La storia narra delle continue
scoperte fatte dai tre principi dovute sì al caso, ma anche e soprattutto
alla loro sagacia e alla loro capacità di osservazione. In effetti i tre
principi utilizzavano l’abduzione (processo logico, ma quasi un’arte) che
permette di giungere a conclusioni molto verosimili ancorché non certe.
Nel corso del tempo dal significato iniziale si è passati a dar più peso
alle conclusioni tratte che al procedimento logico e quindi oggi
comunemente per serendipity
s’intende sia la capacità, che il
processo o l’avvenimento di cogliere dei risvolti utili derivanti da un
risultato sbagliato o un evento inaspettato.
Viene intesa come la capacità
di trovare o creare cose di valore per caso, di identificare pregi e
risvolti positivi di un risultato inatteso, scoprire qualcosa di
imprevisto mentre si sta ricercando tutt'altro, interpretare correttamente
un fenomeno casuale nel corso di un’indagine scientifica diversamente
orientata, cogliere al volo le opportunità derivanti dal caso e dalla
fortuna, cercare una cosa interessante e, senza volerlo, trovarne una
strabiliante. Su questi temi è stata di recente organizzata una conferenza
dal significativo titolo “Serendipità: finché non la conosci pensi sia
solo fortuna”. Infatti, anche se molti associano i due termini, essi
non sono assolutamente sinonimi e la maggior parte delle scoperte
continuano a nascere dal caso, dalla sagacia e dall'osservazione, i tre
elementi basilari della serendipity che può considerarsi non solo
un metodo di ricerca, ma anche une stile di vita.

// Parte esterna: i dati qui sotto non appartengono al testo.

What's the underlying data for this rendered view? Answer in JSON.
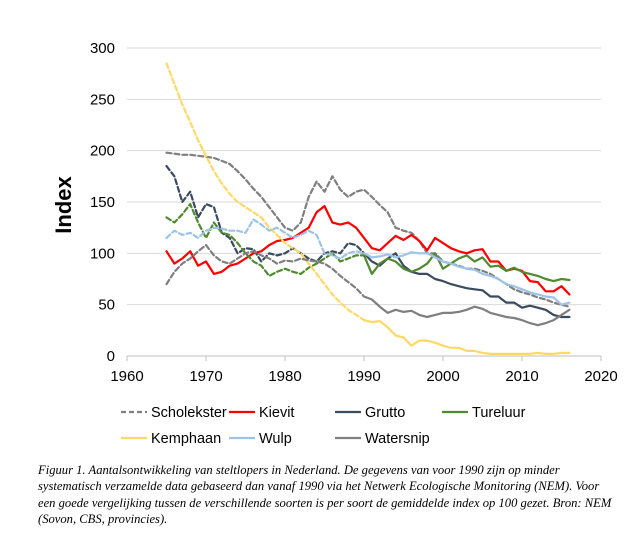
{
  "chart_data": {
    "type": "line",
    "title": "",
    "xlabel": "",
    "ylabel": "Index",
    "xlim": [
      1960,
      2020
    ],
    "ylim": [
      0,
      300
    ],
    "xticks": [
      1960,
      1970,
      1980,
      1990,
      2000,
      2010,
      2020
    ],
    "yticks": [
      0,
      50,
      100,
      150,
      200,
      250,
      300
    ],
    "grid": true,
    "legend_position": "bottom",
    "series": [
      {
        "name": "Scholekster",
        "color": "#7f7f7f",
        "dash": true,
        "x": [
          1965,
          1966,
          1967,
          1968,
          1969,
          1970,
          1971,
          1972,
          1973,
          1974,
          1975,
          1976,
          1977,
          1978,
          1979,
          1980,
          1981,
          1982,
          1983,
          1984,
          1985,
          1986,
          1987,
          1988,
          1989,
          1990,
          1991,
          1992,
          1993,
          1994,
          1995,
          1996,
          1997,
          1998,
          1999,
          2000,
          2001,
          2002,
          2003,
          2004,
          2005,
          2006,
          2007,
          2008,
          2009,
          2010,
          2011,
          2012,
          2013,
          2014,
          2015,
          2016
        ],
        "y": [
          198,
          197,
          196,
          196,
          195,
          194,
          193,
          190,
          187,
          180,
          172,
          163,
          155,
          145,
          135,
          125,
          122,
          130,
          155,
          170,
          160,
          175,
          162,
          155,
          160,
          162,
          155,
          147,
          140,
          125,
          122,
          120,
          112,
          100,
          100,
          92,
          90,
          88,
          85,
          85,
          83,
          80,
          75,
          70,
          65,
          62,
          60,
          57,
          55,
          52,
          50,
          48
        ]
      },
      {
        "name": "Kievit",
        "color": "#ff0000",
        "dash": false,
        "x": [
          1965,
          1966,
          1967,
          1968,
          1969,
          1970,
          1971,
          1972,
          1973,
          1974,
          1975,
          1976,
          1977,
          1978,
          1979,
          1980,
          1981,
          1982,
          1983,
          1984,
          1985,
          1986,
          1987,
          1988,
          1989,
          1990,
          1991,
          1992,
          1993,
          1994,
          1995,
          1996,
          1997,
          1998,
          1999,
          2000,
          2001,
          2002,
          2003,
          2004,
          2005,
          2006,
          2007,
          2008,
          2009,
          2010,
          2011,
          2012,
          2013,
          2014,
          2015,
          2016
        ],
        "y": [
          102,
          90,
          95,
          102,
          88,
          92,
          80,
          82,
          88,
          90,
          95,
          100,
          102,
          108,
          112,
          113,
          115,
          120,
          125,
          140,
          146,
          130,
          128,
          130,
          125,
          115,
          105,
          103,
          110,
          117,
          113,
          118,
          112,
          103,
          115,
          110,
          105,
          102,
          100,
          103,
          104,
          92,
          92,
          83,
          85,
          83,
          73,
          72,
          63,
          63,
          68,
          60
        ]
      },
      {
        "name": "Grutto",
        "color": "#3a4a5f",
        "dash": false,
        "x": [
          1990,
          1991,
          1992,
          1993,
          1994,
          1995,
          1996,
          1997,
          1998,
          1999,
          2000,
          2001,
          2002,
          2003,
          2004,
          2005,
          2006,
          2007,
          2008,
          2009,
          2010,
          2011,
          2012,
          2013,
          2014,
          2015,
          2016
        ],
        "y": [
          100,
          92,
          88,
          95,
          100,
          88,
          82,
          80,
          80,
          75,
          73,
          70,
          68,
          66,
          65,
          64,
          58,
          58,
          52,
          52,
          47,
          49,
          47,
          45,
          40,
          38,
          38
        ]
      },
      {
        "name": "Grutto (pre-1990)",
        "color": "#3a4a5f",
        "dash": true,
        "x": [
          1965,
          1966,
          1967,
          1968,
          1969,
          1970,
          1971,
          1972,
          1973,
          1974,
          1975,
          1976,
          1977,
          1978,
          1979,
          1980,
          1981,
          1982,
          1983,
          1984,
          1985,
          1986,
          1987,
          1988,
          1989,
          1990
        ],
        "y": [
          185,
          175,
          150,
          160,
          135,
          148,
          145,
          120,
          115,
          100,
          105,
          104,
          92,
          100,
          98,
          100,
          105,
          100,
          95,
          92,
          100,
          102,
          100,
          110,
          108,
          100
        ]
      },
      {
        "name": "Tureluur",
        "color": "#4f8a2f",
        "dash": false,
        "x": [
          1990,
          1991,
          1992,
          1993,
          1994,
          1995,
          1996,
          1997,
          1998,
          1999,
          2000,
          2001,
          2002,
          2003,
          2004,
          2005,
          2006,
          2007,
          2008,
          2009,
          2010,
          2011,
          2012,
          2013,
          2014,
          2015,
          2016
        ],
        "y": [
          98,
          80,
          90,
          95,
          92,
          85,
          82,
          85,
          90,
          100,
          85,
          90,
          95,
          98,
          92,
          96,
          87,
          88,
          83,
          86,
          82,
          80,
          78,
          75,
          73,
          75,
          74
        ]
      },
      {
        "name": "Tureluur (pre-1990)",
        "color": "#4f8a2f",
        "dash": true,
        "x": [
          1965,
          1966,
          1967,
          1968,
          1969,
          1970,
          1971,
          1972,
          1973,
          1974,
          1975,
          1976,
          1977,
          1978,
          1979,
          1980,
          1981,
          1982,
          1983,
          1984,
          1985,
          1986,
          1987,
          1988,
          1989,
          1990
        ],
        "y": [
          135,
          130,
          138,
          148,
          130,
          115,
          130,
          120,
          118,
          110,
          100,
          92,
          88,
          78,
          82,
          85,
          82,
          80,
          86,
          90,
          95,
          100,
          92,
          95,
          98,
          98
        ]
      },
      {
        "name": "Kemphaan",
        "color": "#ffd966",
        "dash": false,
        "x": [
          1990,
          1991,
          1992,
          1993,
          1994,
          1995,
          1996,
          1997,
          1998,
          1999,
          2000,
          2001,
          2002,
          2003,
          2004,
          2005,
          2006,
          2007,
          2008,
          2009,
          2010,
          2011,
          2012,
          2013,
          2014,
          2015,
          2016
        ],
        "y": [
          35,
          33,
          34,
          28,
          20,
          18,
          10,
          15,
          15,
          13,
          10,
          8,
          8,
          5,
          5,
          3,
          2,
          2,
          2,
          2,
          2,
          2,
          3,
          2,
          2,
          3,
          3
        ]
      },
      {
        "name": "Kemphaan (pre-1990)",
        "color": "#ffd966",
        "dash": true,
        "x": [
          1965,
          1966,
          1967,
          1968,
          1969,
          1970,
          1971,
          1972,
          1973,
          1974,
          1975,
          1976,
          1977,
          1978,
          1979,
          1980,
          1981,
          1982,
          1983,
          1984,
          1985,
          1986,
          1987,
          1988,
          1989,
          1990
        ],
        "y": [
          285,
          265,
          245,
          228,
          210,
          195,
          180,
          168,
          158,
          150,
          145,
          140,
          135,
          125,
          118,
          110,
          105,
          100,
          90,
          80,
          70,
          60,
          52,
          45,
          40,
          35
        ]
      },
      {
        "name": "Wulp",
        "color": "#9dc3e6",
        "dash": false,
        "x": [
          1990,
          1991,
          1992,
          1993,
          1994,
          1995,
          1996,
          1997,
          1998,
          1999,
          2000,
          2001,
          2002,
          2003,
          2004,
          2005,
          2006,
          2007,
          2008,
          2009,
          2010,
          2011,
          2012,
          2013,
          2014,
          2015,
          2016
        ],
        "y": [
          100,
          96,
          97,
          99,
          96,
          98,
          101,
          100,
          100,
          96,
          92,
          90,
          87,
          85,
          84,
          80,
          78,
          75,
          70,
          68,
          65,
          62,
          60,
          58,
          57,
          50,
          52
        ]
      },
      {
        "name": "Wulp (pre-1990)",
        "color": "#9dc3e6",
        "dash": true,
        "x": [
          1965,
          1966,
          1967,
          1968,
          1969,
          1970,
          1971,
          1972,
          1973,
          1974,
          1975,
          1976,
          1977,
          1978,
          1979,
          1980,
          1981,
          1982,
          1983,
          1984,
          1985,
          1986,
          1987,
          1988,
          1989,
          1990
        ],
        "y": [
          115,
          122,
          118,
          120,
          115,
          122,
          125,
          124,
          122,
          122,
          120,
          133,
          128,
          122,
          125,
          120,
          115,
          118,
          122,
          118,
          100,
          98,
          95,
          100,
          102,
          100
        ]
      },
      {
        "name": "Watersnip",
        "color": "#7f7f7f",
        "dash": false,
        "x": [
          1990,
          1991,
          1992,
          1993,
          1994,
          1995,
          1996,
          1997,
          1998,
          1999,
          2000,
          2001,
          2002,
          2003,
          2004,
          2005,
          2006,
          2007,
          2008,
          2009,
          2010,
          2011,
          2012,
          2013,
          2014,
          2015,
          2016
        ],
        "y": [
          58,
          55,
          48,
          42,
          45,
          43,
          44,
          40,
          38,
          40,
          42,
          42,
          43,
          45,
          48,
          46,
          42,
          40,
          38,
          37,
          35,
          32,
          30,
          32,
          35,
          40,
          45
        ]
      },
      {
        "name": "Watersnip (pre-1990)",
        "color": "#7f7f7f",
        "dash": true,
        "x": [
          1965,
          1966,
          1967,
          1968,
          1969,
          1970,
          1971,
          1972,
          1973,
          1974,
          1975,
          1976,
          1977,
          1978,
          1979,
          1980,
          1981,
          1982,
          1983,
          1984,
          1985,
          1986,
          1987,
          1988,
          1989,
          1990
        ],
        "y": [
          70,
          82,
          90,
          95,
          102,
          108,
          98,
          92,
          90,
          95,
          100,
          102,
          98,
          95,
          90,
          93,
          92,
          95,
          93,
          92,
          90,
          85,
          78,
          72,
          66,
          58
        ]
      }
    ],
    "legend": [
      {
        "label": "Scholekster",
        "color": "#7f7f7f",
        "dash": true
      },
      {
        "label": "Kievit",
        "color": "#ff0000",
        "dash": false
      },
      {
        "label": "Grutto",
        "color": "#3a4a5f",
        "dash": false
      },
      {
        "label": "Tureluur",
        "color": "#4f8a2f",
        "dash": false
      },
      {
        "label": "Kemphaan",
        "color": "#ffd966",
        "dash": false
      },
      {
        "label": "Wulp",
        "color": "#9dc3e6",
        "dash": false
      },
      {
        "label": "Watersnip",
        "color": "#7f7f7f",
        "dash": false
      }
    ]
  },
  "caption": "Figuur 1. Aantalsontwikkeling van steltlopers in Nederland. De gegevens van voor 1990 zijn op minder systematisch verzamelde data gebaseerd dan vanaf 1990 via het Netwerk Ecologische Monitoring (NEM). Voor een goede vergelijking tussen de verschillende soorten is per soort de gemiddelde index op 100 gezet. Bron: NEM (Sovon, CBS, provincies)."
}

Pasteur diceva “Il caso favorisce la mente
preparata” e a prova di ciò è utile ricordare che numerose importanti
scoperte scientifiche, tecnologiche e mediche - fra le quali la
legge di gravità (grazie alla famosa mela caduta in testa a
Newton), il principio d’Archimede (che gli fece gridare Eureka), il nylon, il teflon, il velcro,
il post-it, l’insulina, la penicillina - ne sono esempi lampanti. Solo applicando i metodi della
serendipity il camminatore raziocinante troverà sempre nuovi spunti e
nuovi motivi per esplorare territori prima sconosciuti o osservare i
continui cambiamenti che si succedono ininterrottamente anche in aree
relativamente circoscritte. Il non sapere cosa si stia cercando o la
consapevolezza di non cercare niente in particolare stimolano
nell’escursionista una tensione positiva che quasi mai resta priva di
gratificazioni e di stimoli. Questi a loro volta portano a nuove scoperte,
solo momentaneamente appaganti, e quindi a ulteriori aspettative che
diventano incentivi per continuare ad errare in tutti gli ambienti
possibili.
Anche se è opportuno partire con un
progetto, mira o destinazione, è altrettanto fondamentale essere sempre ed
in ogni momento pronti a modificare, adattare, variare i propri piani in
conseguenza di circostanze, eventi, incontri, percezioni e tracce. E’
importante saper valutare i minimi indizi, anche quelli che ai più possano
sembrare assolutamente insignificanti o privi di interesse come una
piccola impronta sul terreno, un rumore insolito o semplicemente un colore
insolito per un certo habitat.
In conclusione, per godere appieno di una
camminata di qualsiasi lunghezza e impegno, a prescindere dall’ambiente
nel quale si sviluppa, si deve procedere con apertura mentale e con la
giusta concentrazione non solo sull’avanzamento, ma anche su tutto ciò che
ci circonda perché l’insolito, il bello, lo straordinario sono sempre a
portata di mano, di occhio o di orecchio e non si deve perdere l’occasione
di goderne in quanto sono spesso situazioni pressoché irripetibili.